Pump Boys was a surprise hit of the 1981-82 Broadway season. Rooted in cabaret — two of the authors started developing the show while working at a piano bar in a New York steakhouse — the show played three months Off-Broadway before moving to the Princess, a small Broadway house reconverted from the old Latin Quarter nightclub. Pump Boys received a Tony nomination for Best Musical (competing with Dreamgirls and the victorious Nine) and enjoyed a 573-performance run. Authorship was credited to the entire original cast, consisting of John Foley, Mark Hardwick, Debra Monk, Cass Morgan, John Schimmel and Jim Wann. (Thirteen of the 20 songs were by Wann, who also collaborated on three others.)

The pump boys of the title operate a country gas station on Route 57, between Frog Level and Smyrna, NC; the dinettes are the Cupp Sisters, who bake pies at the Double Cupp Diner across the road. Director Lear deBessonet, an Obie winner for The Good Person of Szechwan at the Public Theater, has assembled a hard-working and hard-singing cast.

Hunter Foster (The Bridges of Madison County) leads the pack as Jim, the singer/guitarist/storyteller originally played by Jim Wann. Randy Redd (Ring of Fire) is L.M., Jim's partner at the Pump Boys gas station and the piano player of the evening. (The other men — Jordan Dean, Lorenzo Wolff and musician Austin Moorhead — are on guitar and bass; the girls from the diner pound away on percussive kitchen utensils.)

Mamie Parris (Wicked) is a bright addition to the group as Prudie Cupp, while Katie Thompson pretty much steals the show as Rhetta. This will not surprise playgoers who saw her performance as the "dusty roads" heiress in Michael John LaChiusa's Giant. Here, she is like an energized, ever-ready battery; her solo "Be Good or Be Gone" is the evening's high point. When Thompson sings, sparks fly.

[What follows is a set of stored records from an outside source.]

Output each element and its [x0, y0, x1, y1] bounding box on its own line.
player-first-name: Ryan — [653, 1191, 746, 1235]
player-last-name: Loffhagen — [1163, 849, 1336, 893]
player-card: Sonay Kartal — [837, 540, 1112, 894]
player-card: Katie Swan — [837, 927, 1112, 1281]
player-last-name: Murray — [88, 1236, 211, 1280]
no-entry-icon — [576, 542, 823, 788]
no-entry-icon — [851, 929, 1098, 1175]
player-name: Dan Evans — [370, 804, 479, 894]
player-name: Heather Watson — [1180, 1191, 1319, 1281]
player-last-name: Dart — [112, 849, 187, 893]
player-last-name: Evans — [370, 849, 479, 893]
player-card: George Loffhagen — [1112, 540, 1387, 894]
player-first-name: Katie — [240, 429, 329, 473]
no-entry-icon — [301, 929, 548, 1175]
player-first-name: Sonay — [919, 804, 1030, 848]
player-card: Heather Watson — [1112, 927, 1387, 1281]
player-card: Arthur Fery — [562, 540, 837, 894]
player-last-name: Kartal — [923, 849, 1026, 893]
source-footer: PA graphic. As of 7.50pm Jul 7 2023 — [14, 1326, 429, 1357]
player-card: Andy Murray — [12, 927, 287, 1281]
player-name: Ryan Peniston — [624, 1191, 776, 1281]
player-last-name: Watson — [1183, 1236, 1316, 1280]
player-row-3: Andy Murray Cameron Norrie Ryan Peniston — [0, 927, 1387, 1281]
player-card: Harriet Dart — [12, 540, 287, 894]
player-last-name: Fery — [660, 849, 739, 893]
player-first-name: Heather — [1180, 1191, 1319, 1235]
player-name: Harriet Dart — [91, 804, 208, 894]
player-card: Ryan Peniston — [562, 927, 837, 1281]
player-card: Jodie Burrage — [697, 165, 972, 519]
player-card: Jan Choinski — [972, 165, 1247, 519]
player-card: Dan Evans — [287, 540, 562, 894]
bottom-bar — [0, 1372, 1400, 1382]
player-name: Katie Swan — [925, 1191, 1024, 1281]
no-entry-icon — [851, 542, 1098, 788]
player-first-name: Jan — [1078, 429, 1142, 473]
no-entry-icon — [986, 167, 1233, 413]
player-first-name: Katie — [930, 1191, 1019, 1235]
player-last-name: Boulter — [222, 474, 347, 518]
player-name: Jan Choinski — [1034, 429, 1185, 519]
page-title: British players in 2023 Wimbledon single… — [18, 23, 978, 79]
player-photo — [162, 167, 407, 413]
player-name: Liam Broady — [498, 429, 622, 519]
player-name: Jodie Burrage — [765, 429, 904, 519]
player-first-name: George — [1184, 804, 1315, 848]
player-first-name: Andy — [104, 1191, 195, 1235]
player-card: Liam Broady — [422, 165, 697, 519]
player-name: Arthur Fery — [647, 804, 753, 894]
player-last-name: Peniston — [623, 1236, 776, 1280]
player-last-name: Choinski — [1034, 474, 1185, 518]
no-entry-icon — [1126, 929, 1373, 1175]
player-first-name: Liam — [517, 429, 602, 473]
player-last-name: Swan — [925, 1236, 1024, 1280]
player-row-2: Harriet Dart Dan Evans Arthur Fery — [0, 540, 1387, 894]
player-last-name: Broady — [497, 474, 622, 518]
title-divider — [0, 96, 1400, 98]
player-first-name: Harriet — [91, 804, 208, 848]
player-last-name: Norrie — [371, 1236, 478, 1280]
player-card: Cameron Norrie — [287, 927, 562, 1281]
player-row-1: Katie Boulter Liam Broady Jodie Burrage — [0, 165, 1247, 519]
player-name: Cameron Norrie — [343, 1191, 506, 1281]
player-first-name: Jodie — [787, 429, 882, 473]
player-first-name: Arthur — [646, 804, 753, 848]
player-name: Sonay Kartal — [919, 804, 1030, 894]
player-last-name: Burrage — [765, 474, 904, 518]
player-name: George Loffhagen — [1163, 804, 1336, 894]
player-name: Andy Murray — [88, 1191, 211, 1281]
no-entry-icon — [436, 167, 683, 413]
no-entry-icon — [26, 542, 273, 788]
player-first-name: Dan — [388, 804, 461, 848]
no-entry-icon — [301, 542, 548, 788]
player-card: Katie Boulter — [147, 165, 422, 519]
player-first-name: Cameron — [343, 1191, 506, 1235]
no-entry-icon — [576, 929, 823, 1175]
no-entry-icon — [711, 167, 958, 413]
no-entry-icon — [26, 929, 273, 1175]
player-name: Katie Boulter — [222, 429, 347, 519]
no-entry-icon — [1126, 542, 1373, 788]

Chris Fenwick, music director of five of the six Off-Center productions thus far, serves in the same capacity (albeit off-stage). Danny Mefford (Fun Home) provided the choreography, while the fascinating set — a back wall collage of miscellania representing both gas station and diner — comes from the always-inventive Donyale Werle (Peter and the Starcatcher). Jeanine Tesori, composer of Violet, Fun Home and Caroline, or Change, is artistic director of Encores! Off-Center.

Pump Boys had a near brush with Broadway last year, when a John Doyle-helmed production was booked into the Circle in the Square for an April 2013 opening. The show was postponed a few weeks before the first preview, citing heavy competition from the spring musicals (including Kinky Boots, Pippin, Matilda the Musical and Motown). As produced at City Center, Pump Boys serves high-octane fun, although the Broadway cancellation was perhaps the right decision.